Small instruct-tuned LLMs produce degenerate verbal confidence under minimal elicitation: ceiling rates above 95%, near-chance Type-2 AUROC, and Invalid validity profiles. We test whether confidence-conditioned supervised fine-tuning (CSFT) with self-consistency-derived targets can close the gap between internal information and verbal readout. A pre-registered Phase 0 protocol on Gemma 3 4B-it with a modal filter restricting training to items with correct modal answers produced a negative result: AUROC2 dropped from 0.554 to 0.509 due to label-entropy collapse in the training targets. An exploratory rescue removed the filter, training on all 2,000 calibration items. This produced a binary verbal correctness discriminator with AUROC2 = 0.774 on held-out TriviaQA, compressing a 10-sample self-consistency signal (AUROC2 = 0.999) into a single-pass readout exceeding logit entropy (0.701). The shuffled-target control showed no improvement (0.501).

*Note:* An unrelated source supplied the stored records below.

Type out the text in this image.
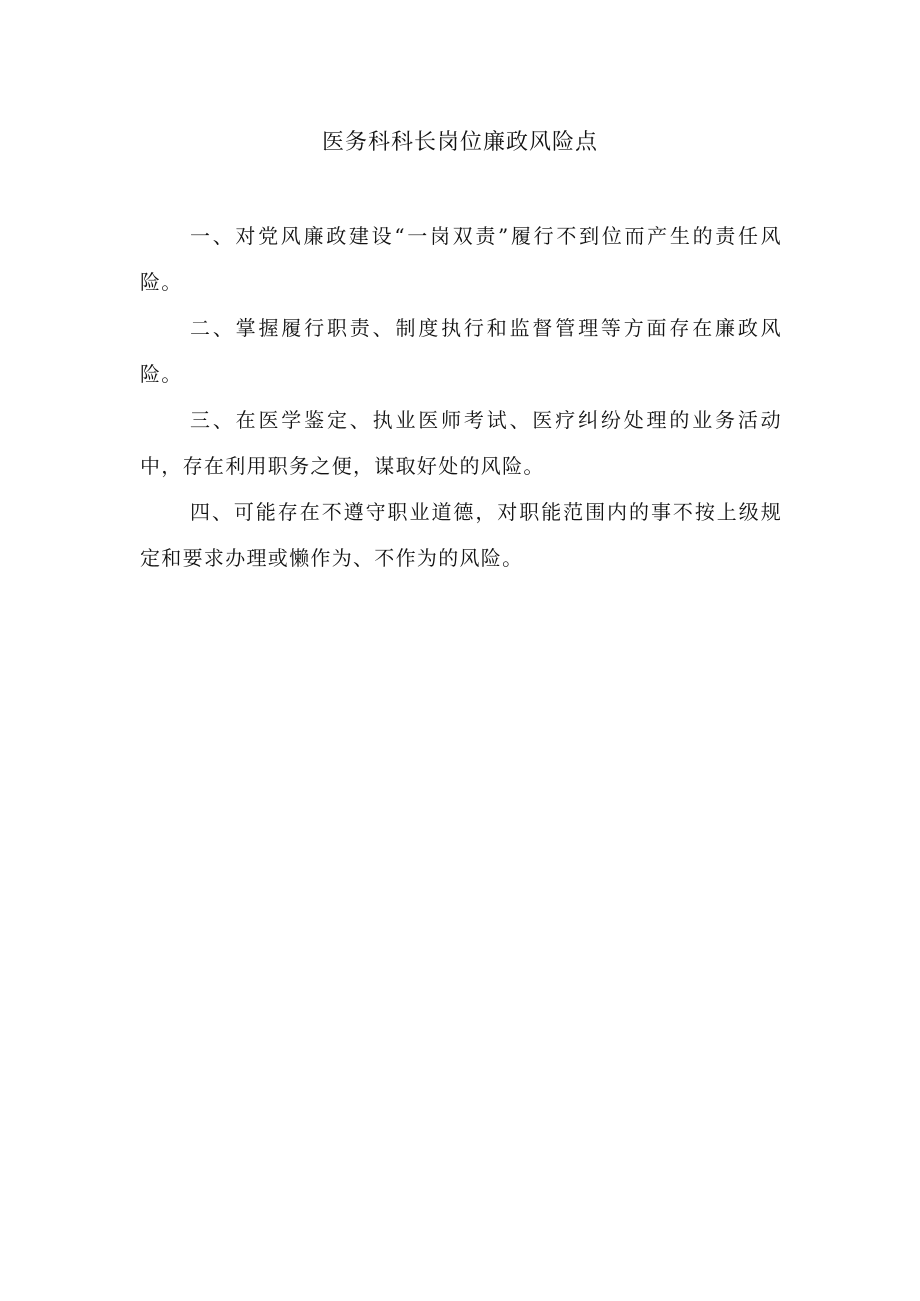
医务科科长岗位廉政风险点

一、对党风廉政建设“一岗双责”履行不到位而产生的责任风险。

二、掌握履行职责、制度执行和监督管理等方面存在廉政风险。

三、在医学鉴定、执业医师考试、医疗纠纷处理的业务活动中，存在利用职务之便，谋取好处的风险。

四、可能存在不遵守职业道德，对职能范围内的事不按上级规定和要求办理或懒作为、不作为的风险。
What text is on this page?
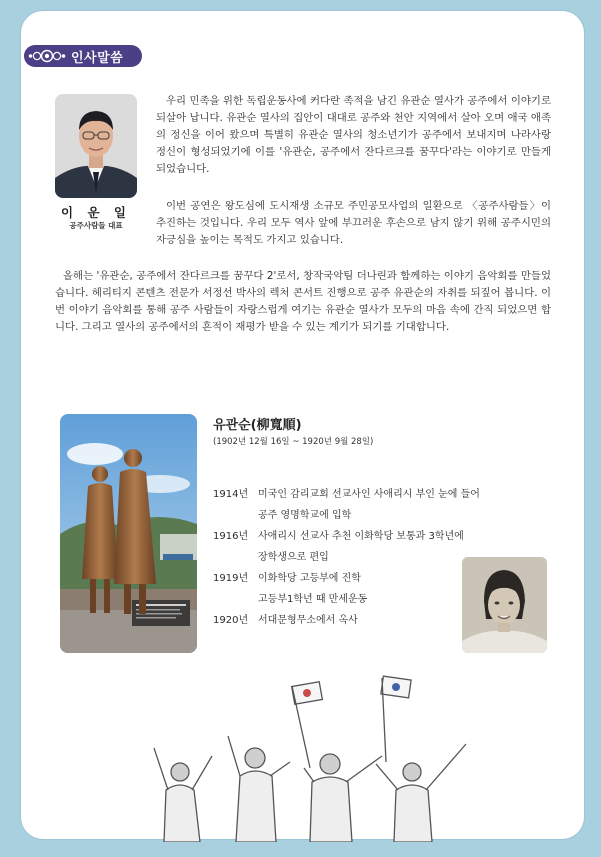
인사말씀
이 운 일
공주사람들 대표

우리 민족을 위한 독립운동사에 커다란 족적을 남긴 유관순 열사가 공주에서 이야기로 되살아 납니다. 유관순 열사의 집안이 대대로 공주와 천안 지역에서 살아 오며 애국 애족의 정신을 이어 왔으며 특별히 유관순 열사의 청소년기가 공주에서 보내지며 나라사랑 정신이 형성되었기에 이를 '유관순, 공주에서 잔다르크를 꿈꾸다'라는 이야기로 만들게 되었습니다.

이번 공연은 왕도심에 도시재생 소규모 주민공모사업의 일환으로 〈공주사람들〉이 추진하는 것입니다. 우리 모두 역사 앞에 부끄러운 후손으로 남지 않기 위해 공주시민의 자긍심을 높이는 목적도 가지고 있습니다.

올해는 '유관순, 공주에서 잔다르크를 꿈꾸다 2'로서, 창작국악팀 더나린과 함께하는 이야기 음악회를 만들었습니다. 헤리티지 콘텐츠 전문가 서정선 박사의 렉처 콘서트 진행으로 공주 유관순의 자취를 되짚어 봅니다. 이번 이야기 음악회를 통해 공주 사람들이 자랑스럽게 여기는 유관순 열사가 모두의 마음 속에 간직 되었으면 합니다. 그리고 열사의 공주에서의 흔적이 재평가 받을 수 있는 계기가 되기를 기대합니다.

유관순(柳寬順)
(1902년 12월 16일 ~ 1920년 9월 28일)
1914년 미국인 감리교회 선교사인 사애리시 부인 눈에 들어
공주 영명학교에 입학
1916년 사애리시 선교사 추천 이화학당 보통과 3학년에
장학생으로 편입
1919년 이화학당 고등부에 진학
고등부1학년 때 만세운동
1920년 서대문형무소에서 옥사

On MMLU, accuracy improved from 54.2% to 77.4% with the shuffled model at baseline (56.1%), supporting a target-dependent interpretation. The result is exploratory, binary rather than continuously calibrated, and observed at a single scale. It identifies two design lessons: confidence training requires label entropy, and correct targets regularise output format.